« Le 4 octobre 2023 marquera le soixante-cinquième anniversaire de la Constitution de la Ve République, qui atteindra alors une longévité supérieure à celle de toutes les Constitutions de notre Histoire » a proclamé le Conseil constitutionnel qui accueillait une cérémonie de célébration en présence du chef de l’Etat. Illusoire anniversaire : de fait, la Constitution en vigueur en 2023 n’a plus grand rapport – en dehors de sa dénomination de Ve République – avec la loi suprême instaurée le 4 octobre 1958.
A l’époque, le général de Gaulle et Michel Debré dotaient la France de nouvelles institutions fondées sur un président, sage de la Nation, au-dessus de la mêlée politicienne, garant de l’unité et la continuité nationales et recours en cas de péril, un Premier ministre puissant chef de gouvernement, seul responsable de la politique au quotidien sous le contrôle d’une Assemblée souveraine et représentative du pays.
Cet équilibre a été balayé à l’issue d’une longue dérive dans la pratique du régime et de 24 révisions constitutionnelles, notamment celle de 2000 remplaçant le septennat par le quinquennat. Désormais, le régime politique français (au-delà des dirigeants actuels bien entendu) se fonde sur une tout autre logique. La France semble, depuis plusieurs décennies, dirigée par une seule créature médiatique, élue par défaut plus que par adhésion, unique détentrice, non pas du pouvoir, mais bien davantage de l’illusion du pouvoir, et communicant obsessionnel pour couvrir l’impuissance politique à traiter les souffrances et les angoisses d’une Nation. Il est difficile d’y voir le moindre rapport avec l’esprit du 4 octobre 1958.

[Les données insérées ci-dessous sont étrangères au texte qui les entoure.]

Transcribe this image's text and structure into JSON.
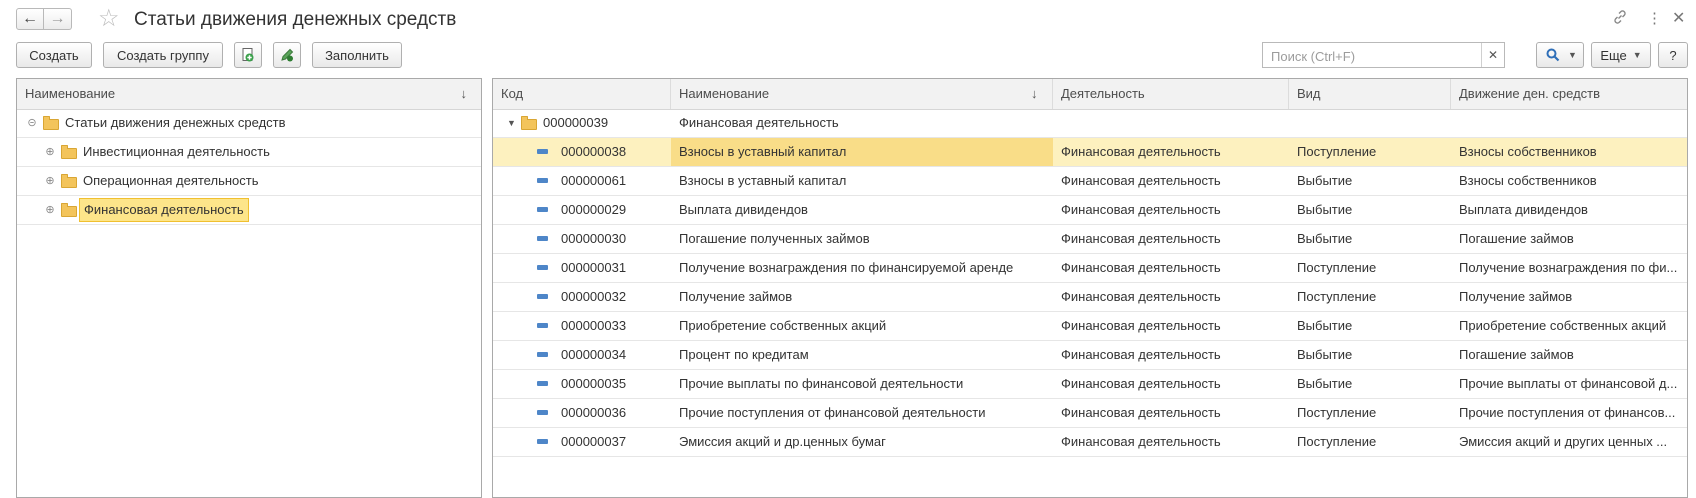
{
  "window": {
    "title": "Статьи движения денежных средств",
    "back_icon": "arrow-left-icon",
    "forward_icon": "arrow-right-icon",
    "favorite_icon": "star-icon",
    "link_icon": "link-icon",
    "more_icon": "more-vertical-icon",
    "close_icon": "close-icon"
  },
  "toolbar": {
    "create_label": "Создать",
    "create_group_label": "Создать группу",
    "fill_label": "Заполнить",
    "search_placeholder": "Поиск (Ctrl+F)",
    "more_label": "Еще",
    "help_label": "?"
  },
  "tree": {
    "header": "Наименование",
    "root": "Статьи движения денежных средств",
    "children": [
      {
        "label": "Инвестиционная деятельность"
      },
      {
        "label": "Операционная деятельность"
      },
      {
        "label": "Финансовая деятельность",
        "selected": true
      }
    ]
  },
  "table": {
    "columns": [
      "Код",
      "Наименование",
      "Деятельность",
      "Вид",
      "Движение ден. средств"
    ],
    "group": {
      "code": "000000039",
      "name": "Финансовая деятельность"
    },
    "rows": [
      {
        "code": "000000038",
        "name": "Взносы в уставный капитал",
        "activity": "Финансовая  деятельность",
        "kind": "Поступление",
        "movement": "Взносы собственников"
      },
      {
        "code": "000000061",
        "name": "Взносы в уставный капитал",
        "activity": "Финансовая  деятельность",
        "kind": "Выбытие",
        "movement": "Взносы собственников"
      },
      {
        "code": "000000029",
        "name": "Выплата дивидендов",
        "activity": "Финансовая  деятельность",
        "kind": "Выбытие",
        "movement": "Выплата дивидендов"
      },
      {
        "code": "000000030",
        "name": "Погашение полученных займов",
        "activity": "Финансовая  деятельность",
        "kind": "Выбытие",
        "movement": "Погашение займов"
      },
      {
        "code": "000000031",
        "name": "Получение вознаграждения по финансируемой аренде",
        "activity": "Финансовая  деятельность",
        "kind": "Поступление",
        "movement": "Получение вознаграждения по фи..."
      },
      {
        "code": "000000032",
        "name": "Получение займов",
        "activity": "Финансовая  деятельность",
        "kind": "Поступление",
        "movement": "Получение займов"
      },
      {
        "code": "000000033",
        "name": "Приобретение собственных акций",
        "activity": "Финансовая  деятельность",
        "kind": "Выбытие",
        "movement": "Приобретение собственных акций"
      },
      {
        "code": "000000034",
        "name": "Процент по кредитам",
        "activity": "Финансовая  деятельность",
        "kind": "Выбытие",
        "movement": "Погашение займов"
      },
      {
        "code": "000000035",
        "name": "Прочие выплаты по финансовой деятельности",
        "activity": "Финансовая  деятельность",
        "kind": "Выбытие",
        "movement": "Прочие выплаты от финансовой д..."
      },
      {
        "code": "000000036",
        "name": "Прочие поступления от финансовой деятельности",
        "activity": "Финансовая  деятельность",
        "kind": "Поступление",
        "movement": "Прочие поступления от финансов..."
      },
      {
        "code": "000000037",
        "name": "Эмиссия акций и др.ценных бумаг",
        "activity": "Финансовая  деятельность",
        "kind": "Поступление",
        "movement": "Эмиссия акций и  других ценных ..."
      }
    ]
  }
}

D’ailleurs, à quoi sert une Constitution ? Elle est historiquement et philosophiquement la loi suprême qui détermine les règles d’exercice de l’autorité politique, la séparation des pouvoirs, et les principes fondamentaux d’une Nation, transcendant le mouvement des passions, auxquels ses dirigeants eux-mêmes sont soumis pour protéger les citoyens de l’arbitraire. La banalisation des révisions constitutionnelles – 24 fois en 65 ans – revient à nier ce principe. Si chaque président entend lui imprimer sa marque personnelle au cours de son mandat, la Constitution se transforme en un réceptacle fourre-tout et malléable des états d’âme de dirigeants successifs, perdant son caractère de texte sacré et protecteur des libertés.
Le président de la République a ainsi mis à profit cet illusoire 65e anniversaire pour présenter à son tour un projet de révision constitutionnelle dans un objectif certes louable : « remédier au malaise démocratique », c’est-à-dire à l’écœurement des Français qui ne se sentent plus représentés ni écoutés par leurs dirigeants élus et désertent les bureaux de vote à l’image des dernières législatives où ils ont été plus de 54% à s’abstenir – un record absolu. Il propose ainsi d’élargir le champ du référendum article 11, de renforcer l’autonomie de la Corse et des Outre-Mer, d’introduire l’IVG dans la Constitution.
Or, une réforme constitutionnelle supplémentaire est-elle le moyen le plus efficace de combattre la crise de la démocratie française ? Au fond, il suffirait d’un simple changement de pratique, sans passer par la grandiloquence d’une vingt-cinquième révision de la Constitution avec son Congrès de Versailles, pour donner un signal de réconciliation au pays : renoncer à l’usage fréquent de l’article 49-3 (adoption d’une loi sans vote de l’Assemblée) que les français jugent anti-démocratique ; utiliser le référendum sur des sujets essentiels comme les retraites car en vérité, le champ de l’article 11 est déjà largement ouvert à la politique économique et sociale, c’est-à-dire à des questions de société ; déconnecter le calendrier des élections présidentielles et législatives pour restaurer l’indépendance de l’Assemblée par rapport à l’Elysée; revenir sur les interdictions de cumuls de mandats qui se traduisent par un effondrement du niveau de la représentation nationale ; renforcer l’autorité et la responsabilité d’un Premier ministre sous le contrôle du Parlement. Nul besoin de révision constitutionnelle pour exprimer une volonté sincère de lutter contre le malaise démocratique.
Enfin, les Français sont aujourd’hui avant tout préoccupés par des enjeux concrets pour lesquels ils souhaiteraient des réponses politiques efficaces : inflation, chômage, pauvreté, dette publique, déclin du niveau scolaire, violence endémique, maîtrise des frontières, service public hospitalier… Aujourd’hui, leur priorité n’est sans doute pas de constitutionnaliser l’IVG que rien ne menace, ni l’autonomie de territoires qui bénéficient déjà d’un régime dérogatoire. Une nouvelle réforme constitutionnelle risquerait d’être ressentie comme un leurre et finalement contraire à l’objectif annoncé de réconcilier le pays avec la démocratie.